AI exposure methodology
  • The app starts with the major's CIP code, maps it to occupations using the official NCES/BLS CIP 2020 to SOC 2018 crosswalk, and then looks up each occupation's AIOE score.
  • AIOE is an AI exposure index, not a literal probability of job loss. The displayed value should be interpreted as relative exposure within the dataset, not as a forecasted percent chance of displacement.
  • Occupation scores are min-max normalized to a `0..100` scale and then averaged with equal weight across the matched occupations for that major.
  • Matching uses a fallback hierarchy: exact CIP match first, then a canonicalized CIP match for legacy/irregular major codes, then a broader CIP-family fallback when a narrower official match is unavailable.
  • Confidence labels reflect that hierarchy: `High` for exact matches, `Medium` for canonicalized matches, and `Low` for broad fallback matches.

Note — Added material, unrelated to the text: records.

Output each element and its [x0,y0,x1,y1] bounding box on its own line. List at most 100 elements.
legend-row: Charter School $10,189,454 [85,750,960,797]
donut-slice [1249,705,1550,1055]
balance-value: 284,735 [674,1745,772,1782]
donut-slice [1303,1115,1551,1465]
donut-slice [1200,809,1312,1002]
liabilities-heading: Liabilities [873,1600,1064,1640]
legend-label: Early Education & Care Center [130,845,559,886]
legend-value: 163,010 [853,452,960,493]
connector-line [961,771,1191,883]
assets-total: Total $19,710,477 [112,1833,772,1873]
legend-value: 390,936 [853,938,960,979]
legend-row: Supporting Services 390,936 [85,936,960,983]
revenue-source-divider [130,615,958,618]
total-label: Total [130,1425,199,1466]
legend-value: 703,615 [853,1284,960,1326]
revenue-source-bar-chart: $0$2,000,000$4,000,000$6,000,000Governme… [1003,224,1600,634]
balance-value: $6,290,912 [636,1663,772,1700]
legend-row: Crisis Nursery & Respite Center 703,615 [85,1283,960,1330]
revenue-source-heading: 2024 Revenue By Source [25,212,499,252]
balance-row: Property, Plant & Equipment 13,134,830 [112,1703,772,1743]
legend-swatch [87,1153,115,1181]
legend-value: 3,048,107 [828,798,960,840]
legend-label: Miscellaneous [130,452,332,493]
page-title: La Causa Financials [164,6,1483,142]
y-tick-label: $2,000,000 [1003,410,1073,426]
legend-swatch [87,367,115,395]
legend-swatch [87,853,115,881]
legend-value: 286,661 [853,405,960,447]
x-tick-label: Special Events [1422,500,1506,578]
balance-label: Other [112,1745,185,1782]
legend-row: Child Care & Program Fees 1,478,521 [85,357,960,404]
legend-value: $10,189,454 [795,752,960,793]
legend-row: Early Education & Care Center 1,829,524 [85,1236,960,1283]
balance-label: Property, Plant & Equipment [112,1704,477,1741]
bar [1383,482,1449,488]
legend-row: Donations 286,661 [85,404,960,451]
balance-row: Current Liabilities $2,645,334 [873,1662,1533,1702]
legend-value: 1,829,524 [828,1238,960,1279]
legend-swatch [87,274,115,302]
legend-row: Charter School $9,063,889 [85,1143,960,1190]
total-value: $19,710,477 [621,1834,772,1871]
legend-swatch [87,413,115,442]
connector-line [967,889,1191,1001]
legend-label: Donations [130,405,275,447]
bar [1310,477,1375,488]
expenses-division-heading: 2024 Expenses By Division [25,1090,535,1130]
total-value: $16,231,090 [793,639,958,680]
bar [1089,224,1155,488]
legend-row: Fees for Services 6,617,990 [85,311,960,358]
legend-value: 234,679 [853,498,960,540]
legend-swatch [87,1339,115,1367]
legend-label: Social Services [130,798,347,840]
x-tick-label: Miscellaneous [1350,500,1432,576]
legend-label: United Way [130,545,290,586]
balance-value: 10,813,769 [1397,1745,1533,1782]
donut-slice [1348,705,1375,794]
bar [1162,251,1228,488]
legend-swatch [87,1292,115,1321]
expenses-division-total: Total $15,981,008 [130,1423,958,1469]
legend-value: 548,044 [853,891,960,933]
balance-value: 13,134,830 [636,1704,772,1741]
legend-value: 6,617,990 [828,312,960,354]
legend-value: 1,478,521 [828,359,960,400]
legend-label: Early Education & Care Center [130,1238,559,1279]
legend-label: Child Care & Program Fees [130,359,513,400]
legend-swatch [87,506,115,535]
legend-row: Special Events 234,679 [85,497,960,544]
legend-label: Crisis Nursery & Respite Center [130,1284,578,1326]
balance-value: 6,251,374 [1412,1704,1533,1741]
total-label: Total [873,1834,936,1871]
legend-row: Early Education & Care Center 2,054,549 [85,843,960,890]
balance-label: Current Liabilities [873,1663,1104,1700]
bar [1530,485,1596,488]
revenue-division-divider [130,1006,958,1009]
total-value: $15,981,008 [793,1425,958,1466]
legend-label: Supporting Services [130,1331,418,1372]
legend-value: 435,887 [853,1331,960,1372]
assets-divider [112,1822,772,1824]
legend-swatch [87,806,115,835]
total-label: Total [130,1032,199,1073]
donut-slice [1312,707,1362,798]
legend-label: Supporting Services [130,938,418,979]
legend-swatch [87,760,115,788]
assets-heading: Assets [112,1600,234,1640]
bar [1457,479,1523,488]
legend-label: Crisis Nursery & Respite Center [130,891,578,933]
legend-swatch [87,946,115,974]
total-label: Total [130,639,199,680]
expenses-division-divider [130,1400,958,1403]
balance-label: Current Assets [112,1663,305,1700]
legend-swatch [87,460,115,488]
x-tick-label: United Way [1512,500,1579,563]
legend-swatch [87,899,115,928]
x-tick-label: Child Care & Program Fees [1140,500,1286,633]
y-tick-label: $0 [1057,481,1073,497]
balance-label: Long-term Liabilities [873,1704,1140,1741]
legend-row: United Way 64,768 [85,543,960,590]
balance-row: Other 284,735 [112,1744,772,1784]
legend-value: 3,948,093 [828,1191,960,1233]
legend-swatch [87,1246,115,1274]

Missing data will be shown as “Data not available” rather than filled or guessed.

Data sources

Sources used here include College Scorecard for tuition and salary data, the NCES/BLS CIP 2020 to SOC 2018 crosswalk for major-to-occupation mapping, NCES Digest Table 505.50 for broad-field in-field employment likelihood, and Felten, Raj, and Seamans' AIOE appendix for occupation-level AI exposure.